And lest we think this is not happening in the United States, there is a case that I'm following now in which they chronicled one suspect who actually was later convicted of making upwards of 500 telephone calls and/or texts from his California state prison. So for us to think that, oh, we’re just going to incarcerate away this problem is really a misleading path, to say the least.
BOB GARFIELD: All right, and this brings us back to where we began, MS-13 is trouble and their violence is particularly Gothic and they need to be dealt with. How would you propose doing that?
STEVE DUDLEY: There’s a reason that these kids are joining these gangs, because they do have a need to be part of a community, in many respects. In some cases, certainly, they are looking for protection from other gangs or from that gang, itself, or protection from other forces on the outside, which could even include United States law enforcement.

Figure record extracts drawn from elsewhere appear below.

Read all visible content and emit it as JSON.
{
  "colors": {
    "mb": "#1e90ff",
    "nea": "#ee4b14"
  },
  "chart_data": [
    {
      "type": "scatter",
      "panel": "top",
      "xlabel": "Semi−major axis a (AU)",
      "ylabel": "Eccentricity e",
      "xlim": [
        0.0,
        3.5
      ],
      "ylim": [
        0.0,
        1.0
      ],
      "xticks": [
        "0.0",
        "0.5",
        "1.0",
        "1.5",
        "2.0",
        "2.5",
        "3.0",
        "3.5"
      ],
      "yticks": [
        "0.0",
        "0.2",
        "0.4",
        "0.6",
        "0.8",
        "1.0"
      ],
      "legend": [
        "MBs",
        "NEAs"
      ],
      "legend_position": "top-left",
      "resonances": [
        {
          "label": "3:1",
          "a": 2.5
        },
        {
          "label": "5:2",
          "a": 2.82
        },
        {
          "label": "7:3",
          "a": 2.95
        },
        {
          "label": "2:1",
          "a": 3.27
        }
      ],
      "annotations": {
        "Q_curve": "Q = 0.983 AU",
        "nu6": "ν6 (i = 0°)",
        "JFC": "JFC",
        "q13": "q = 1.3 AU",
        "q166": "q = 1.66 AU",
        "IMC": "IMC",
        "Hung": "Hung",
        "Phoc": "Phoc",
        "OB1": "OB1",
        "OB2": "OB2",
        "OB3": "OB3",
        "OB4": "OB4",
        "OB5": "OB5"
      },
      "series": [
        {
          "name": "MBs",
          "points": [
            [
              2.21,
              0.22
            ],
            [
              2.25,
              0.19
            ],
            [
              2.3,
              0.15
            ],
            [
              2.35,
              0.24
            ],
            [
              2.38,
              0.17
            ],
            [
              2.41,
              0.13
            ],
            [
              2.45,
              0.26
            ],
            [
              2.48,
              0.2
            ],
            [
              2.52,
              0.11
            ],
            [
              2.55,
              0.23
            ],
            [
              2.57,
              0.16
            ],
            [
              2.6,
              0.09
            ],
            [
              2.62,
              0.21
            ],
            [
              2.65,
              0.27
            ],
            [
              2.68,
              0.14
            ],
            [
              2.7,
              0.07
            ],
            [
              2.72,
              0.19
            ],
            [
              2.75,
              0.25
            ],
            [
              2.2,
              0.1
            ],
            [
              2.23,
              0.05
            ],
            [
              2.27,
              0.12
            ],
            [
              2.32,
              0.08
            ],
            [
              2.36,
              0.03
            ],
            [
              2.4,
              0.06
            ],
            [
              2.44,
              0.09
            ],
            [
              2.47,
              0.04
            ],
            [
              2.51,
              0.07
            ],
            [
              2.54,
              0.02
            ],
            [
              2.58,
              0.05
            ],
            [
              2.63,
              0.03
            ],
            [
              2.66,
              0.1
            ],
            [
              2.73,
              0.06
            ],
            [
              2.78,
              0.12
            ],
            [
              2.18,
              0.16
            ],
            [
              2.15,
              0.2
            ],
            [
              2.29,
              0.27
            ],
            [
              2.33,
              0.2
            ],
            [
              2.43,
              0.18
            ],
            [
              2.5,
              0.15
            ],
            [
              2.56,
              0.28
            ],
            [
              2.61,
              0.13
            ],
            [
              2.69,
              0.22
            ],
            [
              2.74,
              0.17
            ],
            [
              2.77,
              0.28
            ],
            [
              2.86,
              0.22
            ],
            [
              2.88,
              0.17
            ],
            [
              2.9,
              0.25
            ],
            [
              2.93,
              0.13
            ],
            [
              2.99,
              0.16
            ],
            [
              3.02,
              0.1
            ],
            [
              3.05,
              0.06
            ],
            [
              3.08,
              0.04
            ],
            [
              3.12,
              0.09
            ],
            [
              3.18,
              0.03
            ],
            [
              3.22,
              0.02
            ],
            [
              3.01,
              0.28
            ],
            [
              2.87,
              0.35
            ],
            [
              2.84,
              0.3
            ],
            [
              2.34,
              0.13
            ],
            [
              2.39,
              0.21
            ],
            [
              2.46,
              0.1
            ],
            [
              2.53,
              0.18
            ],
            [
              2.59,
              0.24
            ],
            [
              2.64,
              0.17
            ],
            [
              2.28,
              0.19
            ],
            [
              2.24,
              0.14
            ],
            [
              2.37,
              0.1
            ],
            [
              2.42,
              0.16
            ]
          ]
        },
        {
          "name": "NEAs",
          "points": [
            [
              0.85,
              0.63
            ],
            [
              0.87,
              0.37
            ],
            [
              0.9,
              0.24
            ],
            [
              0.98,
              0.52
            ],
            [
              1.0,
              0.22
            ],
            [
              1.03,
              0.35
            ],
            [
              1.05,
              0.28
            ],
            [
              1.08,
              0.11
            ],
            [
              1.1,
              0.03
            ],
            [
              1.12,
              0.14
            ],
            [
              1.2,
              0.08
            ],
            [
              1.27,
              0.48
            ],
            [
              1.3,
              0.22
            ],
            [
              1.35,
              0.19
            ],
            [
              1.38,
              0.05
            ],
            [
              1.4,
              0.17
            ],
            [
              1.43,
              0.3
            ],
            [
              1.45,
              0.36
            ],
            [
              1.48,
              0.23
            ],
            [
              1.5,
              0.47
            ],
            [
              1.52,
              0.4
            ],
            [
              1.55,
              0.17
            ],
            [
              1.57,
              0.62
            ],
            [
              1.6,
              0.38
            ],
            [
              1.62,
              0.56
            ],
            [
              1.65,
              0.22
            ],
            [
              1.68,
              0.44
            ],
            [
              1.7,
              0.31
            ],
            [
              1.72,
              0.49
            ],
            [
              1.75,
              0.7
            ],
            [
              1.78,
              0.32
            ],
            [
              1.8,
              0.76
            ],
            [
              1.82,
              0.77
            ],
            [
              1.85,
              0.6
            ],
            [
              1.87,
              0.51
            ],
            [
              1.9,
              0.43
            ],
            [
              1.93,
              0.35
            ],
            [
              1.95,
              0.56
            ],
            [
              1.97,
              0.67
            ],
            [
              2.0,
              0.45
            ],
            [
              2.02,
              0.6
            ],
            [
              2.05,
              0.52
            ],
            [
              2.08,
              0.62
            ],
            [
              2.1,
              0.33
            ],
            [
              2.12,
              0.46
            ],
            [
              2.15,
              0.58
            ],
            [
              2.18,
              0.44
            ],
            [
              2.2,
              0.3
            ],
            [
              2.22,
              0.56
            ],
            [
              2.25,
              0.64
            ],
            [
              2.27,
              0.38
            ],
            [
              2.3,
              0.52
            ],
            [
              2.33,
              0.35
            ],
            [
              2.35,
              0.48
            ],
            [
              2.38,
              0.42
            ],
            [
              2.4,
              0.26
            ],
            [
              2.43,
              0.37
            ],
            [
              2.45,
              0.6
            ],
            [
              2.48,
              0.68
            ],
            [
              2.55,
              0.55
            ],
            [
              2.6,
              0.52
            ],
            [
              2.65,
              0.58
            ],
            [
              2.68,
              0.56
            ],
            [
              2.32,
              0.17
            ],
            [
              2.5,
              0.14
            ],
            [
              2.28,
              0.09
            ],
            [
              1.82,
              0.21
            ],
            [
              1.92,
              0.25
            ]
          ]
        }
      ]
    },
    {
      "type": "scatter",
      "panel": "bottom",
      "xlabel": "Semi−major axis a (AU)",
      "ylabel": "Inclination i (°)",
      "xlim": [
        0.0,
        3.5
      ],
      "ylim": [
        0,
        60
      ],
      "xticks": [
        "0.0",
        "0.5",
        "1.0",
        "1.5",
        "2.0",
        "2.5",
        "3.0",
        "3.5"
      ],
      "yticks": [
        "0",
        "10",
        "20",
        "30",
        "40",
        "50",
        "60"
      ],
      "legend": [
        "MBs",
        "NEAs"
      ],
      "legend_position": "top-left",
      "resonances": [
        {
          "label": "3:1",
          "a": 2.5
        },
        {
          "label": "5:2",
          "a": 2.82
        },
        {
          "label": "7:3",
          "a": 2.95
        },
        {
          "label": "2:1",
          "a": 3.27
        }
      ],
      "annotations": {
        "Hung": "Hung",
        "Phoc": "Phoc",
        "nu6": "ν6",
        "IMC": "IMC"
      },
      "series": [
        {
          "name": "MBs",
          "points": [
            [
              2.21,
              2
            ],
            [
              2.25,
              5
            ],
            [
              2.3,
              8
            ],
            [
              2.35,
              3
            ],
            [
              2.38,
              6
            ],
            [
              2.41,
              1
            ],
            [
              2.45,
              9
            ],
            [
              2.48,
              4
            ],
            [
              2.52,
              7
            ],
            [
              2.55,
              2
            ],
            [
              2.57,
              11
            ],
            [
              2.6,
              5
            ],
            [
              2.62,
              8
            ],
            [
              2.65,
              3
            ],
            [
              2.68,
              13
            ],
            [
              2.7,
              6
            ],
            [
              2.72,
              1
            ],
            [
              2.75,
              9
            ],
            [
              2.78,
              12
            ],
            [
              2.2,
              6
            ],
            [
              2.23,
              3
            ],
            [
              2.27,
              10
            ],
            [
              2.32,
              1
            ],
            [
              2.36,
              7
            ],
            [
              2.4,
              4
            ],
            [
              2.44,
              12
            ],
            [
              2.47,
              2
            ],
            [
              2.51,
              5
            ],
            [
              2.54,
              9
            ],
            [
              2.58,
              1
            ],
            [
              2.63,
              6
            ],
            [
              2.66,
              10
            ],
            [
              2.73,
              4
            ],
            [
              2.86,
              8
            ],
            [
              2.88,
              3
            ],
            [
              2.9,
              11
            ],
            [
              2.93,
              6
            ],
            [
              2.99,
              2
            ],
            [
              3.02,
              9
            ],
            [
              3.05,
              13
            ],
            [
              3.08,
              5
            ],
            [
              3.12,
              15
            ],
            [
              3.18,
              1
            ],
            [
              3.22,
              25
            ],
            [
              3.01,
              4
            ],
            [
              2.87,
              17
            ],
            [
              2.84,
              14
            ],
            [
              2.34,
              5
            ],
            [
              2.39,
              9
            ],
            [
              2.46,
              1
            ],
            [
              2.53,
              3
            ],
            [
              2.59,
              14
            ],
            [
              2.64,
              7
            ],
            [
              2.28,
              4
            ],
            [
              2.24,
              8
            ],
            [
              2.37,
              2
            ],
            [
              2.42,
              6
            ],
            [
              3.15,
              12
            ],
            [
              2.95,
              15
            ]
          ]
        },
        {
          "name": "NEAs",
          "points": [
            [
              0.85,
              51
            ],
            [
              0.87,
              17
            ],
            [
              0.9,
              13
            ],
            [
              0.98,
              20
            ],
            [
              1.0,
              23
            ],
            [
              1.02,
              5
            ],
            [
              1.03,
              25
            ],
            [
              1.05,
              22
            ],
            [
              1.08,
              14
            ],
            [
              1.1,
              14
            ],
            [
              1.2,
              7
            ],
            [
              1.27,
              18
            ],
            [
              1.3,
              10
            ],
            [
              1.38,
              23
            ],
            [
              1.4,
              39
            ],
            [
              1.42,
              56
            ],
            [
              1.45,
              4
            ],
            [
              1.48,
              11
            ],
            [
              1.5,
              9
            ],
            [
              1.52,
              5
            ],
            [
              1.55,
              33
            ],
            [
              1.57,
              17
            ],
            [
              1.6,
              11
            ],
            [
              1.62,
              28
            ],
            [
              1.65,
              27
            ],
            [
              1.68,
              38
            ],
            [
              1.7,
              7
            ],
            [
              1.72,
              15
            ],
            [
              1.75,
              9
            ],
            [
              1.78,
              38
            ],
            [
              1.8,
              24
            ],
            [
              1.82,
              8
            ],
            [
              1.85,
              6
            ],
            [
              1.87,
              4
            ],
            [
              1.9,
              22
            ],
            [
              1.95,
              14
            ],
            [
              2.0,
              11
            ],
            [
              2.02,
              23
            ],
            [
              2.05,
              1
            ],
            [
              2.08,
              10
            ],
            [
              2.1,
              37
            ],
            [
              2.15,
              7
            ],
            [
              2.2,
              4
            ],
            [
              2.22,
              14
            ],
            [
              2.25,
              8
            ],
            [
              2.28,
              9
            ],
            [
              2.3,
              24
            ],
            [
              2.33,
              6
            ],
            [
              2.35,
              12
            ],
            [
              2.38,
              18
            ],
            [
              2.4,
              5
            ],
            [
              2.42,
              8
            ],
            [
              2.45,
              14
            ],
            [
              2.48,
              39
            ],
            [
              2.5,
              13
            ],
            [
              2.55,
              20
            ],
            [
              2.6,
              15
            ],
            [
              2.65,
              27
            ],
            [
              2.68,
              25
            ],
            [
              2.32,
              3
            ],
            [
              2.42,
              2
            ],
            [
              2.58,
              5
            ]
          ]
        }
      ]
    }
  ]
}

So what you need to do is present alternative spaces for them to find different types of communities, educational and job opportunities. But what we do not need is this mass vilification and increasing isolation of these communities and these youths within these communities. In that case, you are simply strengthening these gangs.
BOB GARFIELD: Steven, thank you.
STEVE DUDLEY: Thank you.
BOB GARFIELD: Steven Dudley is co-director of insightcrime.org and a senior fellow at American University's Center for Latin American and Latino Studies.